It’s pretty amazing the quality of films Clint Eastwood has been belting out as he sails well past the octogenarian mark, not just because he’s making movies at that age, but because of the ambition and scope of those films. “Invictus” (2009) took on the shifting tides of apartheid in South Africa, “J. Edgar” (2011), the biopic of America’s long-standing top dick, spanned eras and presidential regimes as America was shaped during the mid-1900s – and then there was the ill-fated but well-intentioned musical “Jersey Boys” (2014). Now we get “American Sniper,” the true story of Chris Kyle, a Navy SEAL in the Iraq War whose remarkable gift is the ability to take out anther human being a mile away.
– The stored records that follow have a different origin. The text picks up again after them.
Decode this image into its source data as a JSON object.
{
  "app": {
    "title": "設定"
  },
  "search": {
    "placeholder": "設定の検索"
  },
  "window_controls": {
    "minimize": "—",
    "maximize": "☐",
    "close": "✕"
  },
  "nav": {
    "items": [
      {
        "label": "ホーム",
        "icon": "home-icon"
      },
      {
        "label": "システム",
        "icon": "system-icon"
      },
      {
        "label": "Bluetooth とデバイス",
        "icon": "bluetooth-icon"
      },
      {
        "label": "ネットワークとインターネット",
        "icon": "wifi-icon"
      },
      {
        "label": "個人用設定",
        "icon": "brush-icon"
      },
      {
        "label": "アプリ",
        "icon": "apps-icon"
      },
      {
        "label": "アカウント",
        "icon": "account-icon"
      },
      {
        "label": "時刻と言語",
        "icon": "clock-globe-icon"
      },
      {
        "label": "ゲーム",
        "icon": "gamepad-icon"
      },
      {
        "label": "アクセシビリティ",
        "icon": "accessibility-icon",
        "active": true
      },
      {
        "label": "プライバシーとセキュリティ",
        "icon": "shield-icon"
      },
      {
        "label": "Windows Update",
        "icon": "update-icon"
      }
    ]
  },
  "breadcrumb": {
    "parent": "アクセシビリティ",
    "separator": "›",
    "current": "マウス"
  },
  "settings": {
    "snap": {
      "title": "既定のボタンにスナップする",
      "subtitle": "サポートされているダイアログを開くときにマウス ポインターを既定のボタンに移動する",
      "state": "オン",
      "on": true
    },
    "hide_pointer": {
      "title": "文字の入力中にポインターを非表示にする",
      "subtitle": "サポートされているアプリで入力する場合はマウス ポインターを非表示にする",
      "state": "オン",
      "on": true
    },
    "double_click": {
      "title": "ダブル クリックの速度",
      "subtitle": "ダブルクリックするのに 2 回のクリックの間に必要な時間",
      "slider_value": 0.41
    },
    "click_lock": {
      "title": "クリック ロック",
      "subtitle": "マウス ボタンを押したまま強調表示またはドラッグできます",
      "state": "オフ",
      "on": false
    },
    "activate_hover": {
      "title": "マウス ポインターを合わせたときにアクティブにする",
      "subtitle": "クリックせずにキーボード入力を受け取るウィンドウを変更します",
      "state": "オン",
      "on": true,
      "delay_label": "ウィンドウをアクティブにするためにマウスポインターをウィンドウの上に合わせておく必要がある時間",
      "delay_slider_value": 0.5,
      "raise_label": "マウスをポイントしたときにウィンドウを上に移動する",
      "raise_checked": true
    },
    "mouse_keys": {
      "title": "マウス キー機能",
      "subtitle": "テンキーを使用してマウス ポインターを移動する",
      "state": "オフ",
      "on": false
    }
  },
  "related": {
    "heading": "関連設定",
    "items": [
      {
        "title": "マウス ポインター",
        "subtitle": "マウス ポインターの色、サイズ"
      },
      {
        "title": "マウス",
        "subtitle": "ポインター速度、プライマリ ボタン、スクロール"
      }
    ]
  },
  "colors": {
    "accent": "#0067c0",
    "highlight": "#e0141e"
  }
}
As the billing has it, Kyle, as a marksman, has the most confirmed kills in U.S. military history.
Kyle’s a pretty good shot; so is Eastwood, conjuring up some hellish gun battles and tense door-to-door incursions with Kyle on the roof keeping his boys safe from the jihadist around the corner with an assault rifle or RPG. He’ll even take out a woman or a child with cool professionalism (but not without a touch of nervous deliberation, to denote his humanity and the conundrum of such an act) should they prove to be the chosen chalice of hateful mayhem. The scenes, rich and rife with conflict and drenched with sun and sand, feel borrowed from Katherine Bigelow’s haunting wartime chronicle “The Hurt Locker,” yet there’s no plumbing of the soul or genuine crisis of conscience in Eastwood’s endeavor. Kyle, played by Bradley Cooper – a fine enough actor, but likely destined for the Kevin Costner outpost of shaggy good looks, nonchalance and zero range – is a square piece of paper, dedicated in his mission to serve, tough, resilient and skilled at what he does, but not much more. Sure he’s got a wife and a mindset, but as the film has it, they’re like hastily chosen add-ons when buying a car.
The book about Kyle (which he penned with two other writers) was a New York Times bestseller and much has been made about the subject in many circles of the press challenging Kyle’s credibility (visit Slate for a start) and virtue. Eastwood, you remember, spoke comically and boldly to a chair at the 2012 GOP National Convention, and you can only guess that there’s a degree of skewed political undertow in the film’s patriotic envelopment. Like the 2013 film “Lone Survivor,” the ostensible pursuit of jingoistic justification and boundaries of true events limit the expansion of character and sociopolitical exploration of war and intertwining of diverse cultures with mismatched agendas. As a result, both films detail harrowing ordeals without being so. From the film, there’s little doubt as to Chris Kyle’s commitment as a protector of his country or as a father, but when the film ends (and it’s on a (and it’s on a tragic note that developed as the film went into production), the definition of who Chris Kyle was remains a mystery.